Powraca pomysł na opłatę kompensacyjną

Z drobnym poślizgiem wynikającym z przeprowadzki: Zgodnie z wcześniejszymi zapowiedziami p. Skubikowskiego - przekonał on senatora Cugowskiego do swojego pomysłu opłaty kompensacyjnej. Teraz senator Cugowski lobbuje za nim w Parlamencie.

Życie Warszawy relacjonuje wypowiedzi sen. Cugowskiego, który dał się przekonać do pomysłu by zaoferować internautom: "możliwość wykupywania co miesiąc, kosztującego nie więcej niż kilka złotych, abonamentu. Uiszczając dobrowolnie tzw. opłatę rekompensacyjną, internauta z czystym sumieniem i, co ważniejsze, bez groźby kary, mógłby ściągać z sieci na własny użytek interesujące go utwory."

To nie takie proste. Warto pamiętać o tym, że już opłaty od urządzeń reprograficznych przewidziane są w polskim ustawodawstwie. Warto też pamiętać, że utworami są nie tylko muzyka i filmy. Kto miałby mi płacić za to, że ktoś skopiuje fragment mojego artykułu lub felietonu "na własny użytek"? A może chcemy dzielić utwory na takie, które bardziej zasługują na opłatę z organizacji zbiorowego zarządzania i takie, które nie będą finansowane z takiego "funduszu" (błędnie nazwanego czasem w dyskusji "nowym podatkiem", bo to nie jest podatek). Czy będę musiał należeć do organizacji zbiorowego zarządzania prawami autorskimi? W jaki sposób mierzyć, które utwory były w internecie częściej kopiowane, a które rzadziej? A może wszystkim "po równo" rozdzielić wpływy? A może każdy dostanie jedynie 20 groszy? A jeśli ten co pobiera pliki mieszka za granicą? A jeśli autor serwisu internetowego (żeby było trudniej) elektronicznie publikuje za granicą (internet jest transgraniczny, a poza Polską też są strony internetowe, nawet całkiem dużo, pewnie nawet więcej niż w Polsce ;) Taaak...

Zastanawiam się też kiedy organizacje zbiorowego zarządzania prawami autorskimi staną się nieco bardziej "transparentne". Niby to zwykłe stowarzyszenia, tak więc nie do końca publiczne podmioty, ale tak zmienić ustawę, by na jej podstawie dzielić prywatne pieniądze (które nie są przecież pieniędzmi publicznymi, bo wynikającymi z relacji prywatnoprawnych - prawno autorskich)...

Opcje przeglądania komentarzy

Wybierz sposób przeglądania komentarzy oraz kliknij "Zachowaj ustawienia", by aktywować zmiany.
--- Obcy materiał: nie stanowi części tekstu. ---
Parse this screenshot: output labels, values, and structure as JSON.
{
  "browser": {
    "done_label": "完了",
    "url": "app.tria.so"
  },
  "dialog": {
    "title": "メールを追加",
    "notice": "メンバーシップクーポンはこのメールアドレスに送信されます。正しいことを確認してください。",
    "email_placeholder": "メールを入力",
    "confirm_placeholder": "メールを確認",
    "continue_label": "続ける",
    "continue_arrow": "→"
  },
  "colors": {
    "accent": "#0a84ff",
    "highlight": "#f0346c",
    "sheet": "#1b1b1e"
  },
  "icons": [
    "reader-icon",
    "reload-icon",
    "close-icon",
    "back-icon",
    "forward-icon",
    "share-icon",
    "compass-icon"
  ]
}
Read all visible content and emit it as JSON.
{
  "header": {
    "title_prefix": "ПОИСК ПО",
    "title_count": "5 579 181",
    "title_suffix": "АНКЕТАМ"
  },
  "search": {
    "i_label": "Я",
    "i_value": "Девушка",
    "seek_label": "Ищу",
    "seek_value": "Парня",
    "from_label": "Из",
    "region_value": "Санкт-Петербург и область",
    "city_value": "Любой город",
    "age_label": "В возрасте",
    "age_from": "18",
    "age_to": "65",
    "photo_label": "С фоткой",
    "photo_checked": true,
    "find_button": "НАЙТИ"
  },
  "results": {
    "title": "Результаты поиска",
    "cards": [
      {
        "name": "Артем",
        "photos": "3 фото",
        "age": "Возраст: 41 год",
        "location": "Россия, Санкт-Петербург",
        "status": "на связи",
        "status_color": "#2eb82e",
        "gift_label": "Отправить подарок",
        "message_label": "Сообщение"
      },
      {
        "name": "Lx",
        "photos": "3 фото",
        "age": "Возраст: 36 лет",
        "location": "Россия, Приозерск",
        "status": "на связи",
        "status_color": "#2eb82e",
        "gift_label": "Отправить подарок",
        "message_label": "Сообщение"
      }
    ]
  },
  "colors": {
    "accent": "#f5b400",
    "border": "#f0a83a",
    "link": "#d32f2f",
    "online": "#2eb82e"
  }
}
właśnie skopiowałem sobie fragment twojego felietonu...

> Kto miałby mi płacić za to, że ktoś skopiuje
> fragment mojego artykułu lub felietonu "na własny użytek"?

Każesz mi zapłacić ;)
Podejrzewam, że skaszowała go sobie również moja przeglądarka, ale obawiam się, że ona nie ma żadnych pieniędzy.

Dobra - żarty na bok.
Proponowana opłata nie obejmuje chyba w zamyśle całej treści internetu.
Chodzi raczej o utwory wymieniane w ramach p2p.

No właśnie. Czyli które?

Przedmiotem prawa autorskiego jest każdy przejaw działalności twórczej o indywidualnym charakterze, ustalony w jakiejkolwiek postaci, niezależnie od wartości, przeznaczenia i sposobu wyrażenia (utwór). Tak brzmi art. 1 ust. 1 ustawy o prawie autorskim i prawach pokrewnych. Czy felieton różni się (w kategoriach tej definicji) od innego utworu? Ja mam same pytania jak się nad tym zastanawiam. Bo przecież taka "opłata" ma być przeznaczona "dla twórców", bo to "oni tracą" przez fakt, że działa sobie internet i umożliwia ludziom komunikację i wymienianie się bitami. Twórcom, a mam wrażenie, że organizacja zbiorowego zarządzania nie przekaże tych pieniędzy twórcom. Uważam się za twórcę, ale nie sądzę, bym był uwzględniany w czasie prac nad taką ustawą.

--
[VaGla] Vigilant Android Generated for Logical Assassination

w sumie to cię nawet rozumiem

Chodzi, ci pewnie o to, że zamiast próbować stworzyć jakiś spójny system pozwalający mikropłatnościami zachęcać każdego potencjalnego twórcę do udostępniania w necie ciekawej treści, dba się tylko o interesy kilku niebiednych wcale podmiotów. Tak to sobie podobno nawet twórca www wyobrażał - otwierasz stronę, a z twojego konta płyną jakieś grosze na rzecz autora.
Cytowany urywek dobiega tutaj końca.